The average veterinary student graduated with a student loan debt balance of $179,505 in 2022, according to the American Veterinary Medical Association. Repaying that much debt can be daunting, but fortunately, veterinarians have options for student loan forgiveness.
Let’s discuss a few popular programs, from state repayment programs to Public Service Loan Forgiveness (PSLF), that may help alleviate the burden of your student loan:
1. Public Service Loan Forgiveness Program (PSLF)
The PSLF program was established to provide loan forgiveness to public service workers. Veterinarians working for 501(c)(3) non-profit organizations like animal shelters, welfare organizations, or government agencies like the Department of Agriculture, for example, could qualify. However, veterinarians in for-profit organizations or private practice would not be eligible.

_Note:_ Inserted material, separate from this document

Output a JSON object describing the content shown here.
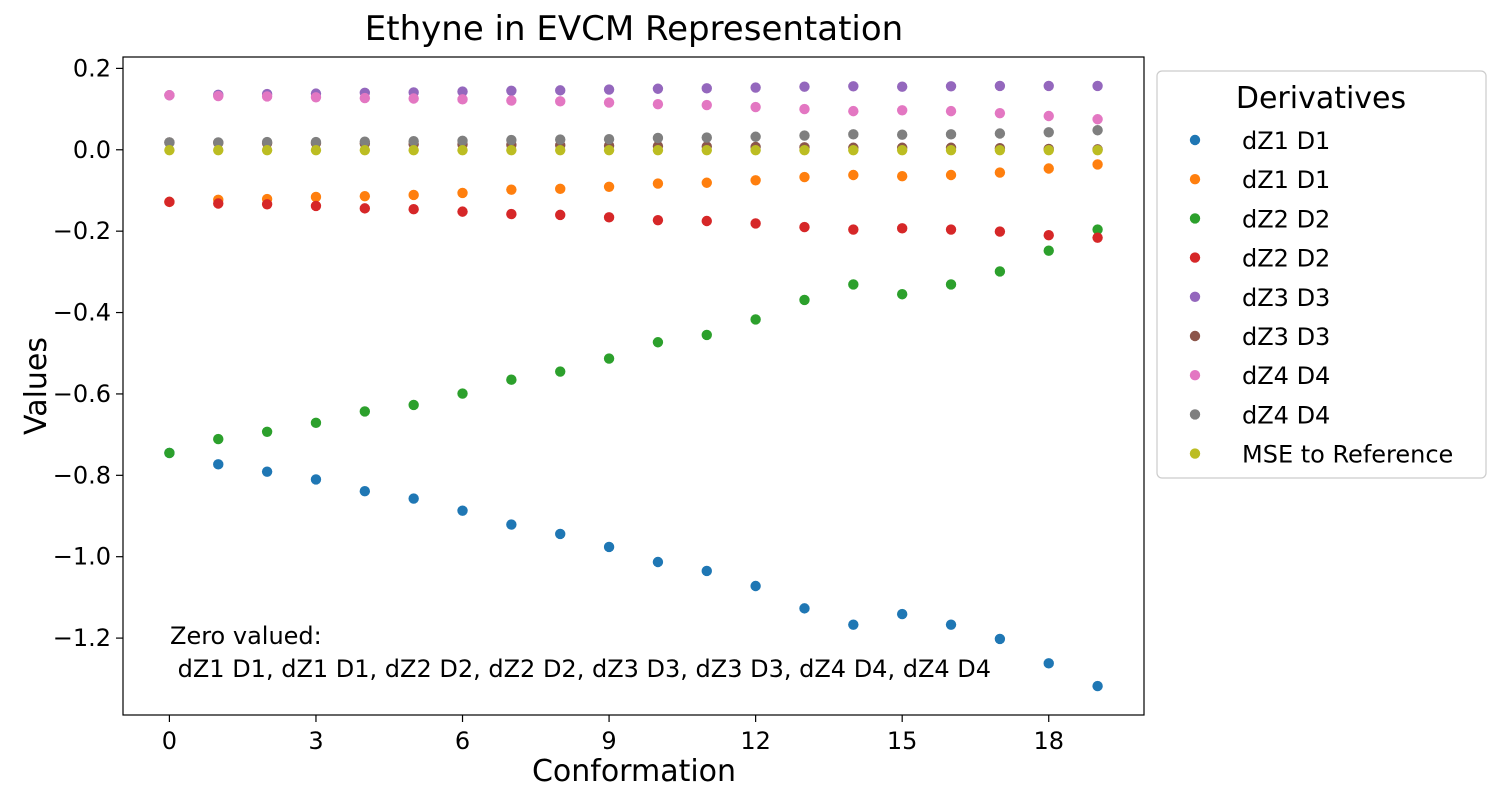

The program is based on the principle of forgiveness after making 120 qualifying payments under an eligible income-based repayment (IDR) plan. Additionally, veterinarians need to meet specific criteria, including:
- They must work full-time (30 hours per week) for a qualifying public service organization
- They must have direct loans, which are Federal Direct Stafford, Federal Direct PLUS, or Federal Direct Consolidation loans
- They must be enrolled in an income-driven repayment plan
The PSLF program considers full-time to be a minimum of 30 hours per week; as such, some veterinary doctors may maintain work in private practice while also working for an animal shelter or another nonprofit or public service organization. As long as they work 30 hours per week in the qualifying nonprofit role, they may be eligible for PSLF.
2. Veterinary Medicine Loan Repayment Program (VMLRP)
The VMLRP is another valuable federal initiative that aims to improve healthcare services for animals in underserved areas across the US. The program provides financial assistance to eligible veterinarians who agree to work in a National Institute of Food and Agriculture (NIFA) designated high-priority veterinary shortage areas for up to three years. Those selected could receive up to $25,000 in loan repayment for each year of service.
There are no shortage areas excluded from the list of sites. However, priority is often given to food animal medicine shortage situations and specialty areas such as public health, epidemiology, and food safety. So, applicants could expect to work in these areas to qualify.
The VMLRP was introduced by the US Department of Agriculture in 2003 and is the only federal program exclusively for veterinary student loan repayment.
3. State-Funded Loan Repayment Programs
In addition to the PSLF and VMLRP programs, many states offer their student loan repayment programs for veterinarians.
The eligibility requirements vary, but typically applicants need to work full-time in an eligible location for a specific period, such as two or three years. In exchange, they may qualify for a set amount, such as $20,000, to repay a portion of their student loan.
Consider contacting your state veterinary medical association for more information.
Pay Off Veterinary Student Loan Debt
From the federally funded PSLF and VMLRP to state-funded loan repayment programs, some plans aim to make it easier for veterinary professionals to climb out of debt and move forward with their careers.
Ultimately, these programs could help veterinarians practice the profession they love with less financial stress, allowing them to focus on providing quality care for animals in need.